Led to the area of Key West that is now known as Palm and White streets, the 47th Pennsylvania Volunteers were, in fact, initially housed just 350 feet from the ocean—a locale which may sound breathtakingly luxurious to the modern day reader until one realizes that the 47th Pennsylvanians’ first nights were “spent in blankets on the beach, with knapsacks for pillows”—a vexing, sandy state of affairs which persisted until their tents were unloaded and assembled on Thursday, February 6.

Even so, the members of the regiment still managed to make an early, favorable impression on Key West residents, including a New York Herald reporter who “commented on the fact that the 47th was equipped with the best weapons available, and was the best looking Volunteer Regiment he had ever seen.’’

Adjutant and 1st Lieutenant Washington H. R. Hangen (c. 1862-1864, public domain).

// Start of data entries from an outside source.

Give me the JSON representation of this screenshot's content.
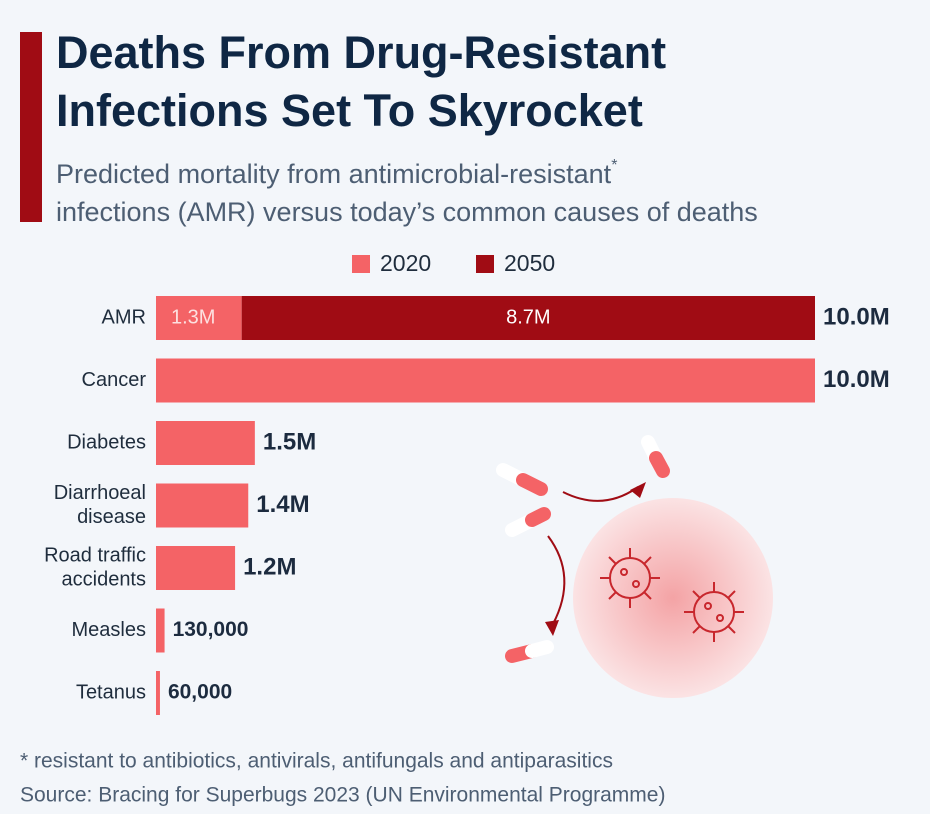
{
  "chart_data": {
    "type": "stacked_bar_horizontal",
    "title": [
      "Deaths From Drug-Resistant",
      "Infections Set To Skyrocket"
    ],
    "subtitle": [
      "Predicted mortality from antimicrobial-resistant",
      "infections (AMR) versus today’s common causes of deaths"
    ],
    "subtitle_marker": "*",
    "categories": [
      [
        "AMR"
      ],
      [
        "Cancer"
      ],
      [
        "Diabetes"
      ],
      [
        "Diarrhoeal",
        "disease"
      ],
      [
        "Road traffic",
        "accidents"
      ],
      [
        "Measles"
      ],
      [
        "Tetanus"
      ]
    ],
    "series": [
      {
        "name": "2020",
        "color": "#f46366",
        "values": [
          1300000,
          10000000,
          1500000,
          1400000,
          1200000,
          130000,
          60000
        ],
        "value_labels": [
          "1.3M",
          null,
          null,
          null,
          null,
          null,
          null
        ]
      },
      {
        "name": "2050",
        "color": "#a00c14",
        "values": [
          8700000,
          null,
          null,
          null,
          null,
          null,
          null
        ],
        "value_labels": [
          "8.7M",
          null,
          null,
          null,
          null,
          null,
          null
        ]
      }
    ],
    "totals": [
      10000000,
      10000000,
      1500000,
      1400000,
      1200000,
      130000,
      60000
    ],
    "total_labels": [
      "10.0M",
      "10.0M",
      "1.5M",
      "1.4M",
      "1.2M",
      "130,000",
      "60,000"
    ],
    "footnote": "* resistant to antibiotics, antivirals, antifungals and antiparasitics",
    "source": "Source: Bracing for Superbugs 2023 (UN Environmental Programme)"
  }
}
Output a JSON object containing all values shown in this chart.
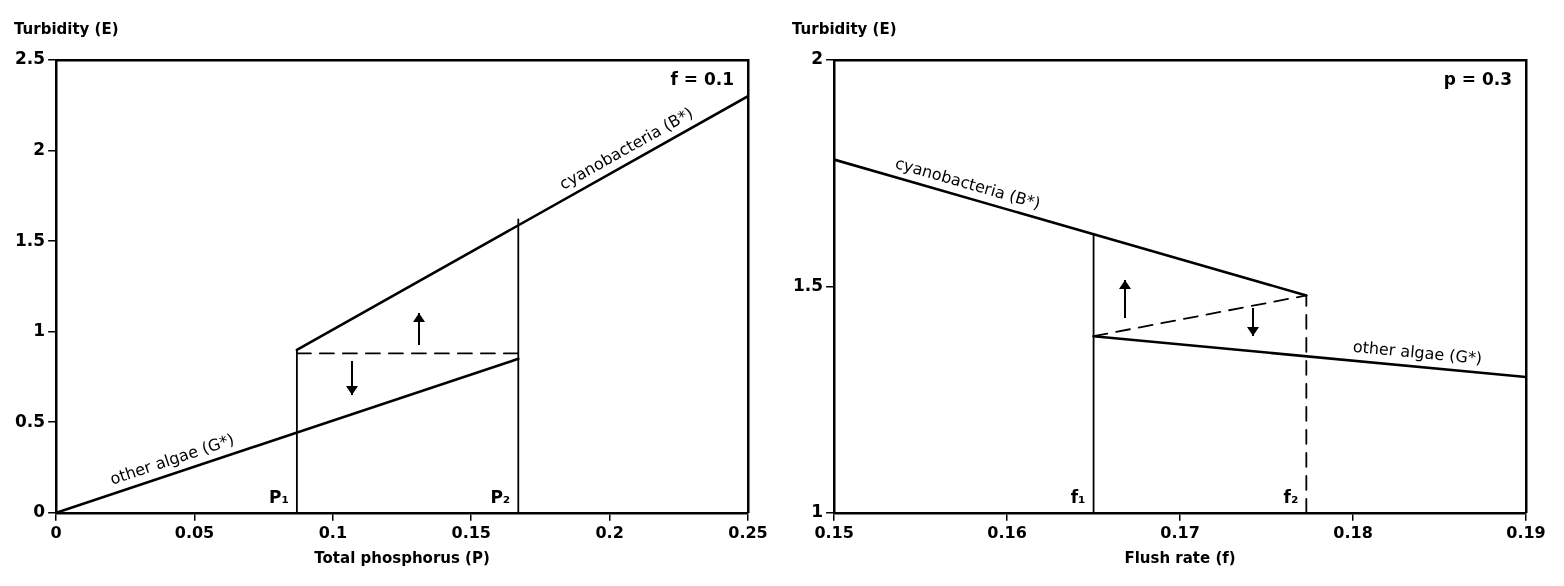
{
  "chart_data": [
    {
      "type": "line",
      "xlabel": "Total phosphorus (P)",
      "ylabel": "Turbidity (E)",
      "xlim": [
        0,
        0.25
      ],
      "xticks": [
        0,
        0.05,
        0.1,
        0.15,
        0.2,
        0.25
      ],
      "ylim": [
        0,
        2.5
      ],
      "yticks": [
        0,
        0.5,
        1,
        1.5,
        2,
        2.5
      ],
      "legend": false,
      "marker": "none",
      "annotations": [
        "f = 0.1",
        {
          "text": "P₁",
          "x": 0.087,
          "y": 0
        },
        {
          "text": "P₂",
          "x": 0.167,
          "y": 0
        }
      ],
      "series": [
        {
          "name": "cyanobacteria (B*)",
          "color": "#000000",
          "x": [
            0.087,
            0.25
          ],
          "values": [
            0.9,
            2.3
          ]
        },
        {
          "name": "other algae (G*)",
          "color": "#000000",
          "x": [
            0,
            0.167
          ],
          "values": [
            0,
            0.85
          ]
        },
        {
          "color": "#000000",
          "x": [
            0.087,
            0.087
          ],
          "values": [
            0,
            0.9
          ]
        },
        {
          "color": "#000000",
          "x": [
            0.167,
            0.167
          ],
          "values": [
            0,
            1.62
          ]
        },
        {
          "color": "#000000",
          "x": [
            0.087,
            0.167
          ],
          "values": [
            0.88,
            0.88
          ],
          "line_style": "dashed"
        }
      ]
    },
    {
      "type": "line",
      "xlabel": "Flush rate (f)",
      "ylabel": "Turbidity (E)",
      "xlim": [
        0.15,
        0.19
      ],
      "xticks": [
        0.15,
        0.16,
        0.17,
        0.18,
        0.19
      ],
      "ylim": [
        1,
        2
      ],
      "yticks": [
        1,
        1.5,
        2
      ],
      "legend": false,
      "marker": "none",
      "annotations": [
        "p = 0.3",
        {
          "text": "f₁",
          "x": 0.165,
          "y": 1
        },
        {
          "text": "f₂",
          "x": 0.1773,
          "y": 1
        }
      ],
      "series": [
        {
          "name": "cyanobacteria (B*)",
          "color": "#000000",
          "x": [
            0.15,
            0.1773
          ],
          "values": [
            1.78,
            1.48
          ]
        },
        {
          "name": "other algae (G*)",
          "color": "#000000",
          "x": [
            0.165,
            0.19
          ],
          "values": [
            1.39,
            1.3
          ]
        },
        {
          "color": "#000000",
          "x": [
            0.165,
            0.165
          ],
          "values": [
            1,
            1.615
          ]
        },
        {
          "color": "#000000",
          "x": [
            0.1773,
            0.1773
          ],
          "values": [
            1,
            1.48
          ],
          "line_style": "dashed"
        },
        {
          "color": "#000000",
          "x": [
            0.165,
            0.1773
          ],
          "values": [
            1.39,
            1.48
          ],
          "line_style": "dashed"
        }
      ]
    }
  ]
}
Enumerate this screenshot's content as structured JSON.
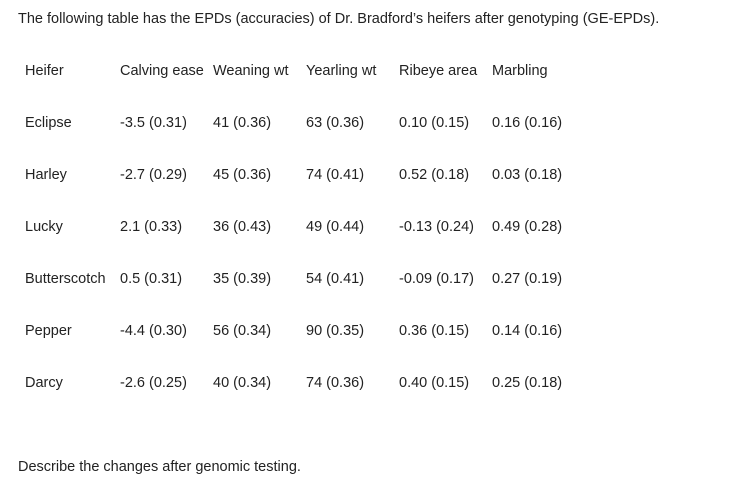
{
  "intro_text": "The following table has the EPDs (accuracies) of Dr. Bradford’s heifers after genotyping (GE-EPDs).",
  "table": {
    "headers": [
      "Heifer",
      "Calving ease",
      "Weaning wt",
      "Yearling wt",
      "Ribeye area",
      "Marbling"
    ],
    "rows": [
      [
        "Eclipse",
        "-3.5 (0.31)",
        "41 (0.36)",
        "63 (0.36)",
        "0.10 (0.15)",
        "0.16 (0.16)"
      ],
      [
        "Harley",
        "-2.7 (0.29)",
        "45 (0.36)",
        "74 (0.41)",
        "0.52 (0.18)",
        "0.03 (0.18)"
      ],
      [
        "Lucky",
        "2.1 (0.33)",
        "36 (0.43)",
        "49 (0.44)",
        "-0.13 (0.24)",
        "0.49 (0.28)"
      ],
      [
        "Butterscotch",
        "0.5 (0.31)",
        "35 (0.39)",
        "54 (0.41)",
        "-0.09 (0.17)",
        "0.27 (0.19)"
      ],
      [
        "Pepper",
        "-4.4 (0.30)",
        "56 (0.34)",
        "90 (0.35)",
        "0.36 (0.15)",
        "0.14 (0.16)"
      ],
      [
        "Darcy",
        "-2.6 (0.25)",
        "40 (0.34)",
        "74 (0.36)",
        "0.40 (0.15)",
        "0.25 (0.18)"
      ]
    ]
  },
  "prompt_text": "Describe the changes after genomic testing."
}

This was in very large part due to the leadership of Colonel Tilghman H. Good, the founder and commanding officer of the 47th Pennsylvania Volunteer Infantry, who had been placed in charge not just of the 47th Pennsylvania, but of all of the men who had been assigned to serve under Brannan in Key West, including two volunteer regiments from New York and U.S. Army artillery units. Good would continue to perform this role until Brannan was able to reach Florida and assume command of his brigade. The 47th Pennsylvania’s Regimental Adjutant Washington H. R. Hangen was then also appointed as Adjutant General for Brannan’s brigade.

And those tents which took so long to be delivered and assembled? They were officially designated as “Camp Brannan” in honor of the brigadier-general who had requested that the 47th Pennsylvania be assigned to his command.

* NOTE: Three months after dropping the 47th Pennsylvania Volunteers off in Key West, the steamship Oriental ran aground and sank north of Cape Hatteras, North Carolina. Its boiler may still be seen from shore while walking along the beach at the Pea Island National Wildlife Refuge.

 

Sources:

1. Bates, Samuel P. History of Pennsylvania Volunteers, 1861-5, Vol 1. Harrisburg, Pennsylvania: B. Singerly, State Printer, 1869.

2. Faust, Drew G. “The Civil War soldier and the art of dying,” in The Journal of Southern History, Vol. 67, No. 1, pp. 3-38. Houston, Texas: Southern Historical Association (Rice University), 2001.

3. Gobin, John Peter Shindel. Personal Letters, 1861-1865. Northumberland, Pennsylvania: Personal Collection of John Deppen.

4. Helfrich, John G. Personal Letters, 1862. Mesa, Arizona: Personal Collection of Colin Cofield.

5. Schmidt, Lewis G. A Civil War History of the 47th Regiment of Pennsylvania Veteran Volunteers. Allentown, Pennsylvania: Self-published, 1986.

6. Wharton, Henry D. Letters from the Sunbury Guards. Sunbury, Pennsylvania: Sunbury American, 1861-1868.